Worldwide server revenues grow by a third but while that is a good thing for vendors it is more due to supply shortages, according to analyst outfit Gartner group.
Apparently a shortage in components for server hardware, alongside currency fluctuations, has driven up the cost of servers in EMEA.
Worldwide server revenue increased 33.4 percent in the first quarter of the year and shipments grew 17.3 percent year over year.
Adrian O’Connell, research director at Gartner, said the EMEA server market’s strong start to 2018 is largely driven by scarcity of materials increasing the cost of gear.
“The cost of certain components is increasing due to supply shortages, and this is compounded by recent currency volatility increasing the figures for revenue when measured in US dollars. The very modest rate of shipment growth demonstrates the effects of system pricing”, he said.
In EMEA, this caused revenue to grow by almost a third year-on-year to $3.7 billion for the quarter, while server shipments totalled just 517,000 units, an increase of only 2.7 percent year-on-year.
Analysts said that ongoing supply constraints in memory would continue into the second half of 2018, and that this is affecting the market and driving most revenue growth.
Dell EMC experienced a huge 51.4 percent revenue growth in the first quarter of 2018, widening the gap between it and second-placed HPE. Dell EMC recorded a 21.5 percent market share, followed closely by HPE with 19.9 percent of the market.

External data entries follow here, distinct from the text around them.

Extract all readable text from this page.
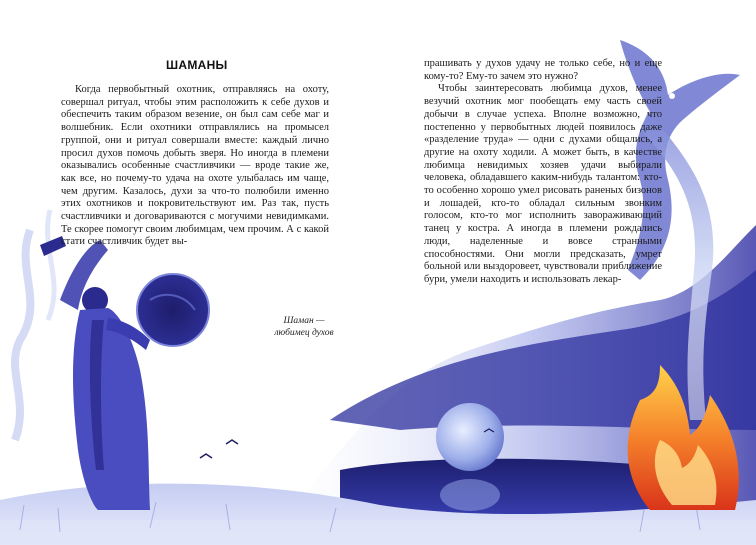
ШАМАНЫ

Когда первобытный охотник, отправляясь на охоту, совершал ритуал, чтобы этим расположить к себе духов и обеспечить таким образом везение, он был сам себе маг и волшебник. Если охотники отправлялись на промысел группой, они и ритуал совершали вместе: каждый лично просил духов помочь добыть зверя. Но иногда в племени оказывались особенные счастливчики — вроде такие же, как все, но почему-то удача на охоте улыбалась им чаще, чем другим. Казалось, духи за что-то полюбили именно этих охотников и покровительствуют им. Раз так, пусть счастливчики и договариваются с могучими невидимками. Те скорее помогут своим любимцам, чем прочим. А с какой стати счастливчик будет вы-

Шаман —
любимец духов

прашивать у духов удачу не только себе, но и еще кому-то? Ему-то зачем это нужно?

Чтобы заинтересовать любимца духов, менее везучий охотник мог пообещать ему часть своей добычи в случае успеха. Вполне возможно, что постепенно у первобытных людей появилось даже «разделение труда» — одни с духами общались, а другие на охоту ходили. А может быть, в качестве любимца невидимых хозяев удачи выбирали человека, обладавшего каким-нибудь талантом: кто-то особенно хорошо умел рисовать раненых бизонов и лошадей, кто-то обладал сильным звонким голосом, кто-то мог исполнить завораживающий танец у костра. А иногда в племени рождались люди, наделенные и вовсе странными способностями. Они могли предсказать, умрет больной или выздоровеет, чувствовали приближение бури, умели находить и использовать лекар-
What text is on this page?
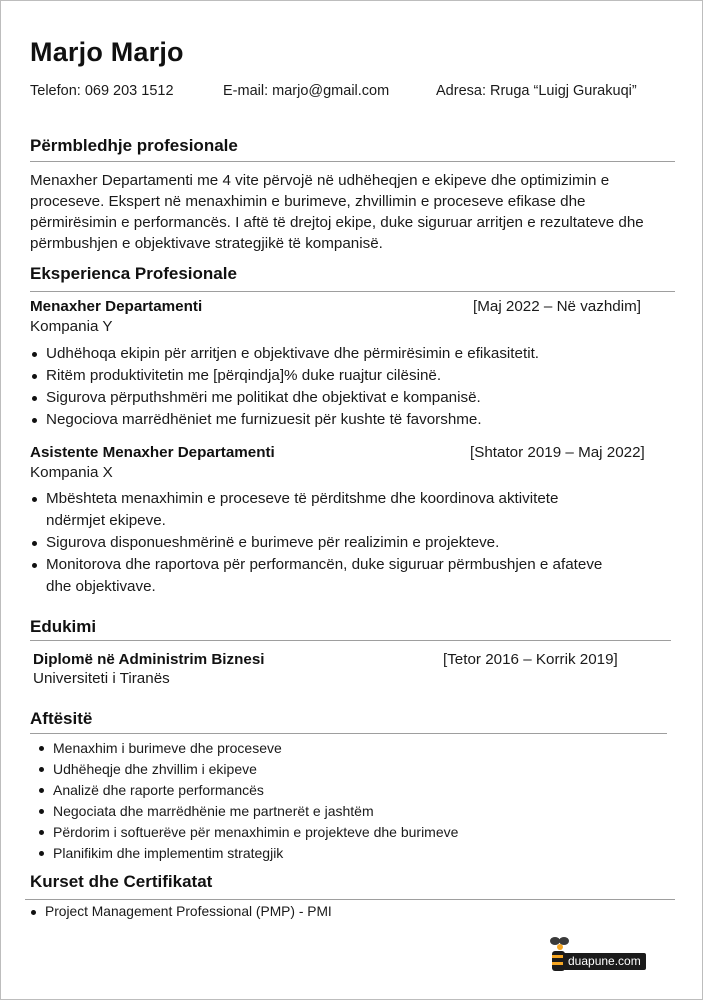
Marjo Marjo
Telefon: 069 203 1512	E-mail: marjo@gmail.com	Adresa: Rruga “Luigj Gurakuqi”
Përmbledhje profesionale
Menaxher Departamenti me 4 vite përvojë në udhëheqjen e ekipeve dhe optimizimin e proceseve. Ekspert në menaxhimin e burimeve, zhvillimin e proceseve efikase dhe përmirësimin e performancës. I aftë të drejtoj ekipe, duke siguruar arritjen e rezultateve dhe përmbushjen e objektivave strategjikë të kompanisë.
Eksperienca Profesionale
Menaxher Departamenti	[Maj 2022 – Në vazhdim]
Kompania Y
Udhëhoqa ekipin për arritjen e objektivave dhe përmirësimin e efikasitetit.
Ritëm produktivitetin me [përqindja]% duke ruajtur cilësinë.
Sigurova përputhshmëri me politikat dhe objektivat e kompanisë.
Negociova marrëdhëniet me furnizuesit për kushte të favorshme.
Asistente Menaxher Departamenti	[Shtator 2019 – Maj 2022]
Kompania X
Mbështeta menaxhimin e proceseve të përditshme dhe koordinova aktivitete ndërmjet ekipeve.
Sigurova disponueshmërinë e burimeve për realizimin e projekteve.
Monitorova dhe raportova për performancën, duke siguruar përmbushjen e afateve dhe objektivave.
Edukimi
Diplomë në Administrim Biznesi	[Tetor 2016 – Korrik 2019]
Universiteti i Tiranës
Aftësitë
Menaxhim i burimeve dhe proceseve
Udhëheqje dhe zhvillim i ekipeve
Analizë dhe raporte performancës
Negociata dhe marrëdhënie me partnerët e jashtëm
Përdorim i softuerëve për menaxhimin e projekteve dhe burimeve
Planifikim dhe implementim strategjik
Kurset dhe Certifikatat
Project Management Professional (PMP) - PMI
duapune.com
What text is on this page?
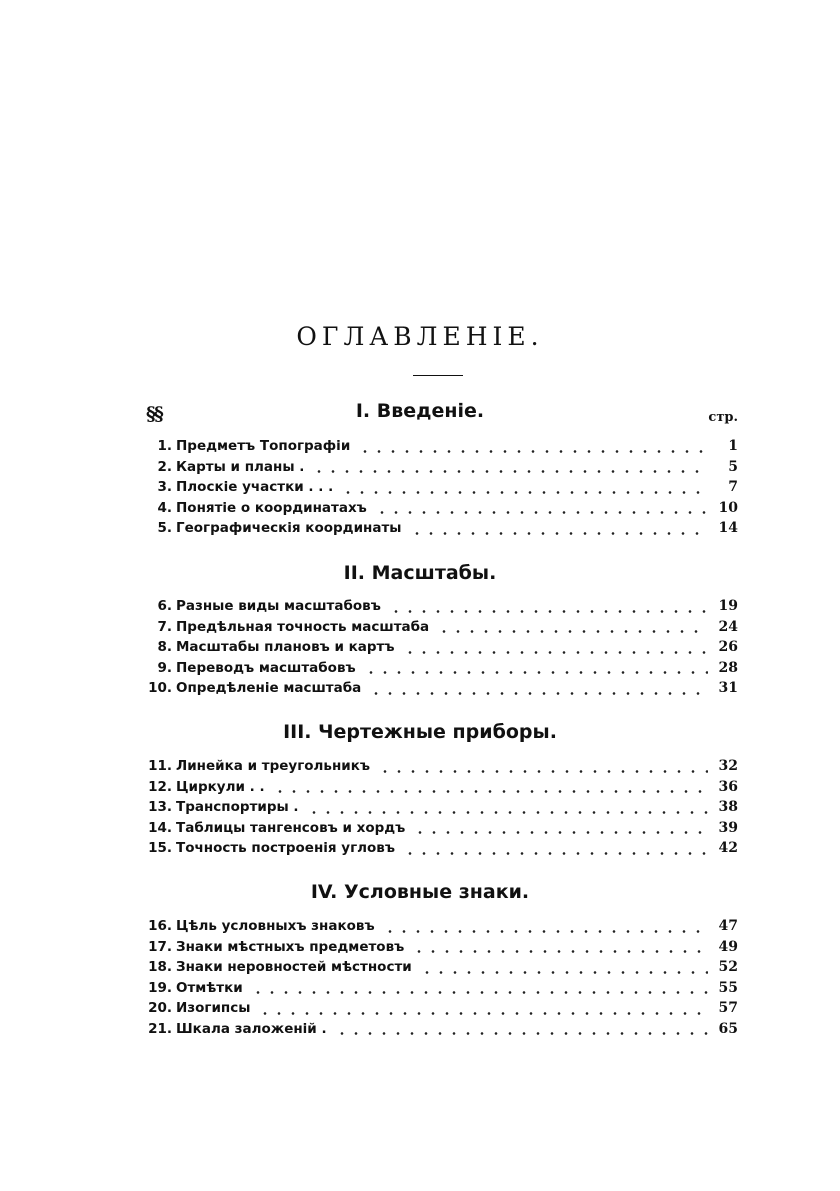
ОГЛАВЛЕНІЕ.
§§	стр.
I. Введеніе.
1. Предметъ Топографіи	1
2. Карты и планы .	5
3. Плоскіе участки . . .	7
4. Понятіе о координатахъ	10
5. Географическія координаты	14
II. Масштабы.
6. Разные виды масштабовъ	19
7. Предѣльная точность масштаба	24
8. Масштабы плановъ и картъ	26
9. Переводъ масштабовъ	28
10. Опредѣленіе масштаба	31
III. Чертежные приборы.
11. Линейка и треугольникъ	32
12. Циркули . .	36
13. Транспортиры .	38
14. Таблицы тангенсовъ и хордъ	39
15. Точность построенія угловъ	42
IV. Условные знаки.
16. Цѣль условныхъ знаковъ	47
17. Знаки мѣстныхъ предметовъ	49
18. Знаки неровностей мѣстности	52
19. Отмѣтки	55
20. Изогипсы	57
21. Шкала заложеній .	65
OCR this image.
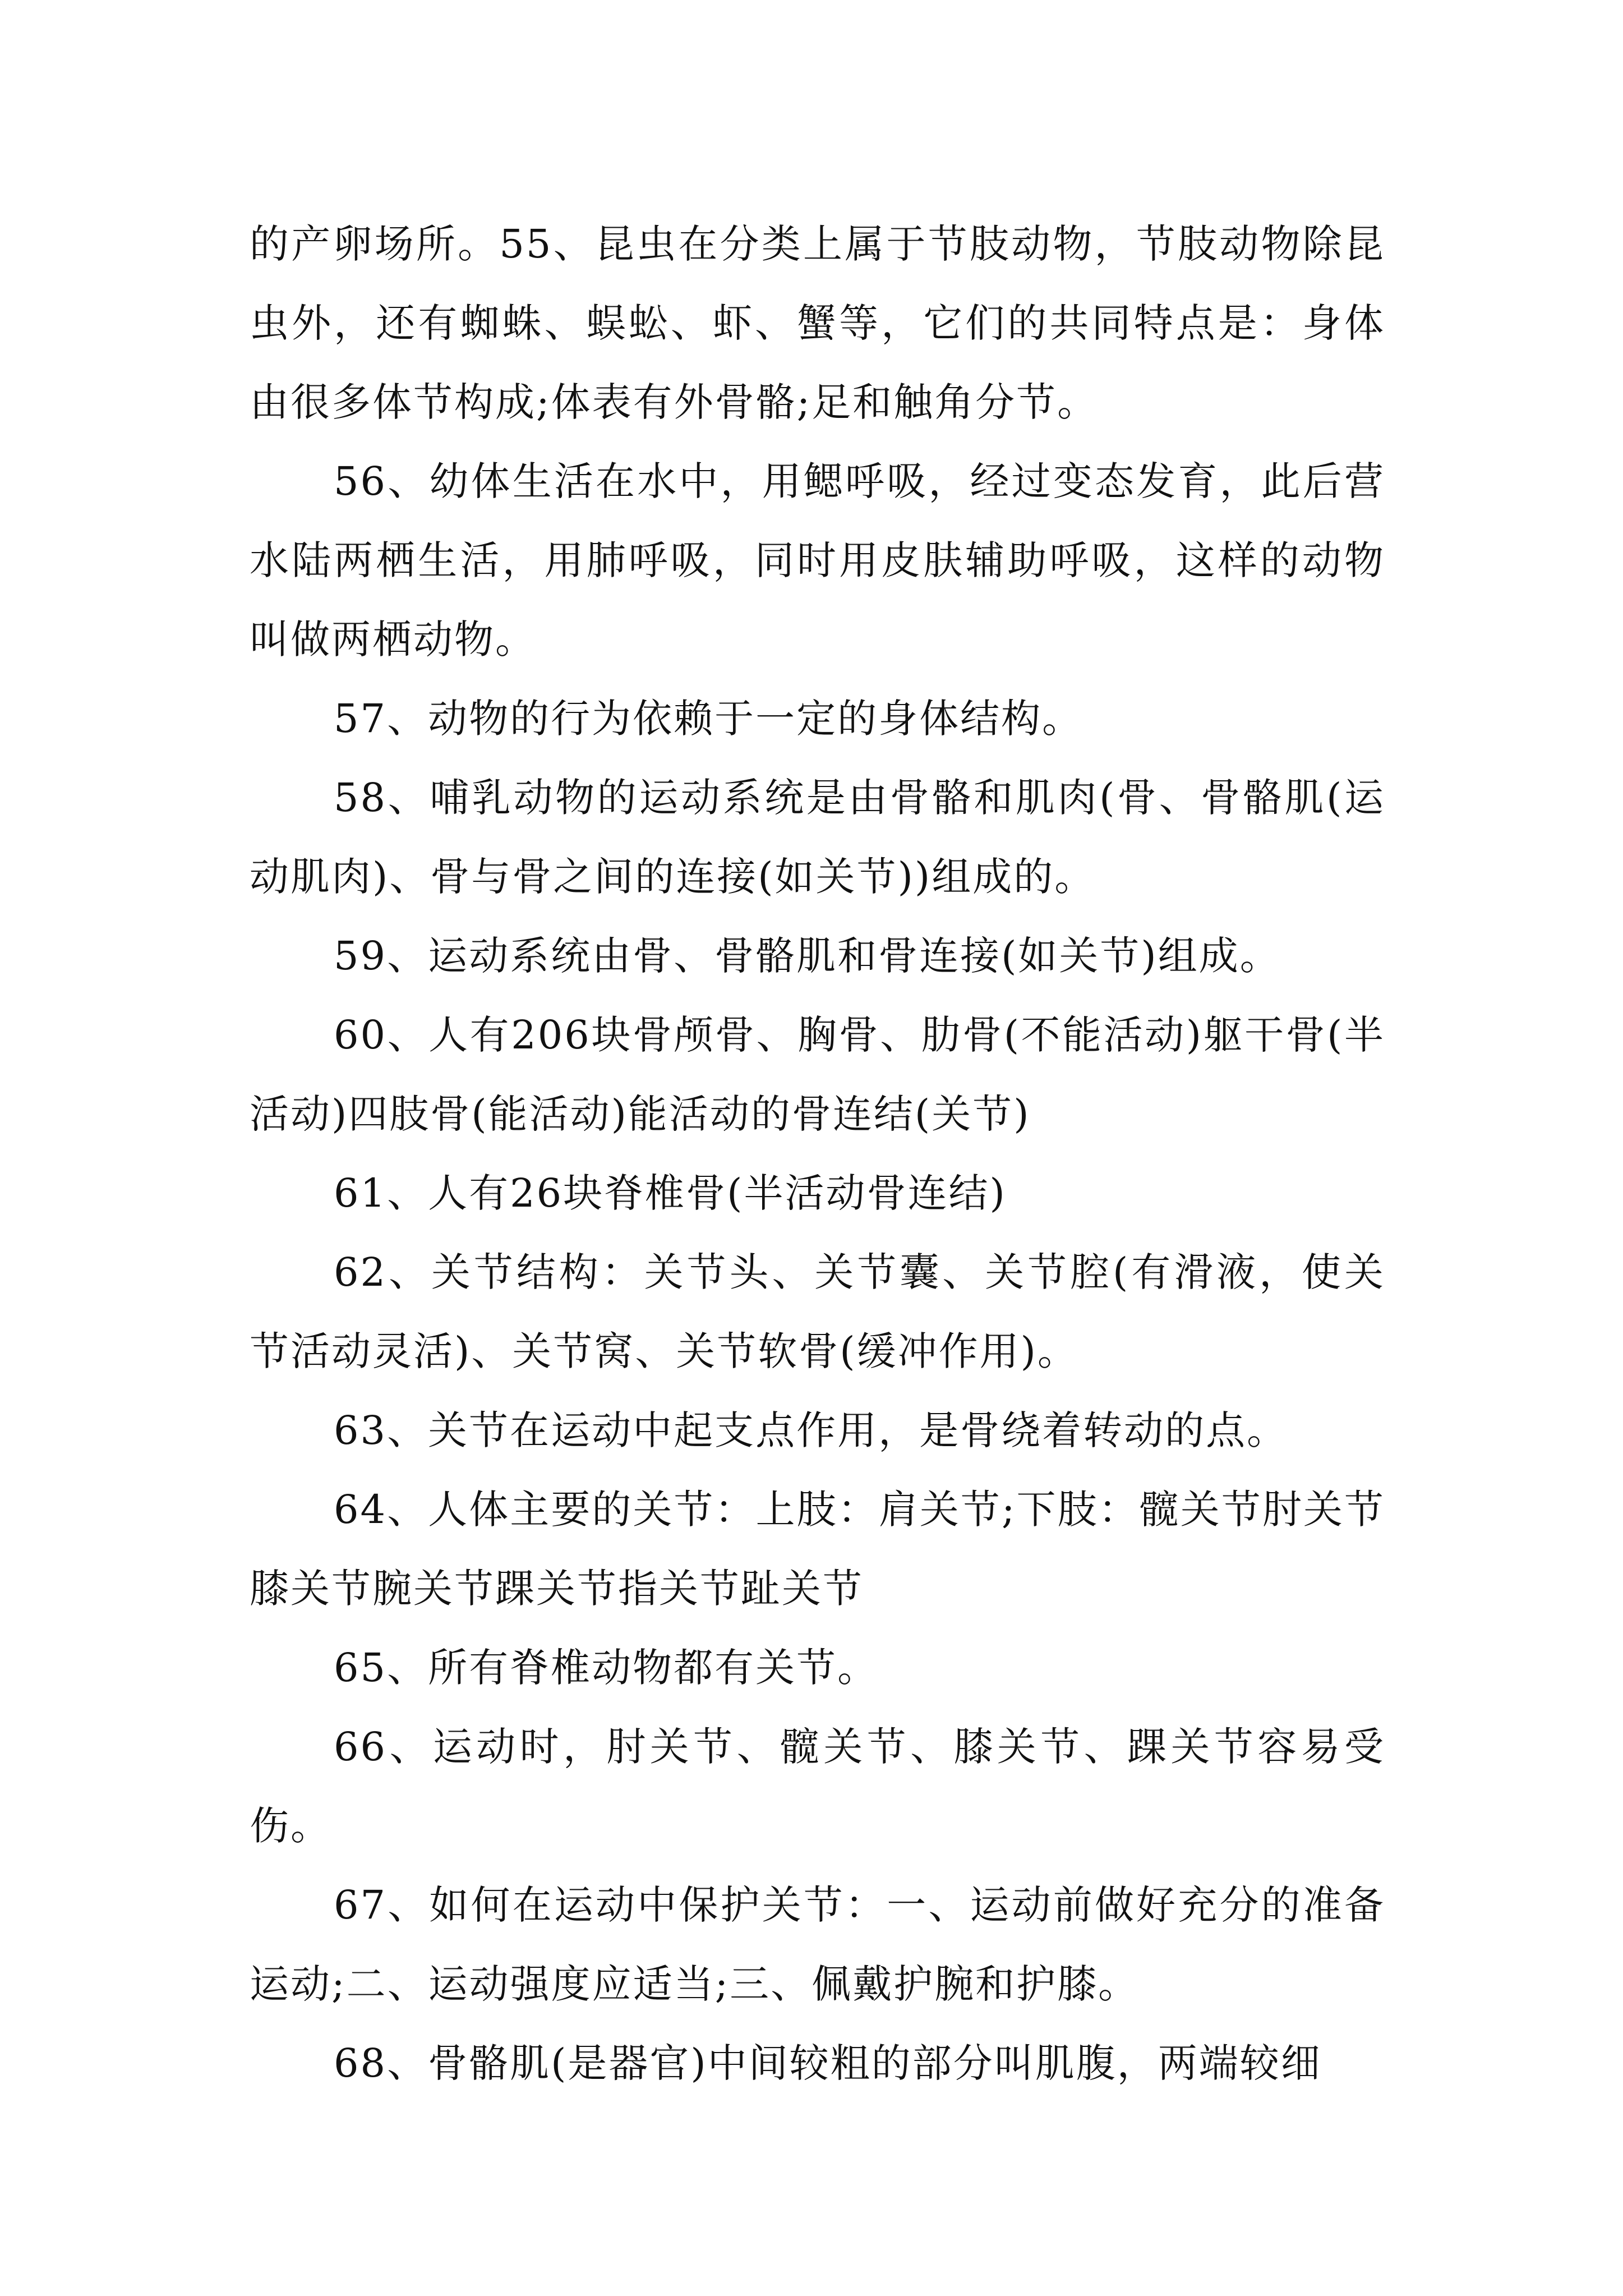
的产卵场所。55、昆虫在分类上属于节肢动物，节肢动物除昆虫外，还有蜘蛛、蜈蚣、虾、蟹等，它们的共同特点是：身体由很多体节构成;体表有外骨骼;足和触角分节。

56、幼体生活在水中，用鳃呼吸，经过变态发育，此后营水陆两栖生活，用肺呼吸，同时用皮肤辅助呼吸，这样的动物叫做两栖动物。

57、动物的行为依赖于一定的身体结构。

58、哺乳动物的运动系统是由骨骼和肌肉(骨、骨骼肌(运动肌肉)、骨与骨之间的连接(如关节))组成的。

59、运动系统由骨、骨骼肌和骨连接(如关节)组成。

60、人有206块骨颅骨、胸骨、肋骨(不能活动)躯干骨(半活动)四肢骨(能活动)能活动的骨连结(关节)

61、人有26块脊椎骨(半活动骨连结)

62、关节结构：关节头、关节囊、关节腔(有滑液，使关节活动灵活)、关节窝、关节软骨(缓冲作用)。

63、关节在运动中起支点作用，是骨绕着转动的点。

64、人体主要的关节：上肢：肩关节;下肢：髋关节肘关节膝关节腕关节踝关节指关节趾关节

65、所有脊椎动物都有关节。

66、运动时，肘关节、髋关节、膝关节、踝关节容易受伤。

67、如何在运动中保护关节：一、运动前做好充分的准备运动;二、运动强度应适当;三、佩戴护腕和护膝。

68、骨骼肌(是器官)中间较粗的部分叫肌腹，两端较细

In EMEA, HPE maintained its primary spot, but it was third-placed Lenovo that had the strongest growth of 70 percent, Gartner said. This strong growth is partly due to comparison with a weak first quarter in 2017, as Lenovo’s business has been declining since the System X acquisition.
Dell EMC saw the second strongest growth rate of the top five vendors. “Dell EMC continues to perform well in EMEA”, said O’Connell. “The first quarter is usually a good quarter for Dell EMC, but it’s attained a record revenue share level in in the first quarter of 2018 and reduced the gap between itself and HPE to under 10 percent now.”
Gartner said the modest shipment growth rates suggest that market demand hasn’t increased much, and that ongoing memory supply constraints would continue into the second half of 2018.
“The very positive revenue performance, however, along with strong adoption at the start of this upgrade cycle, means it is at least a much more positive start to 2018 than we saw at the start of 2017”, said the report.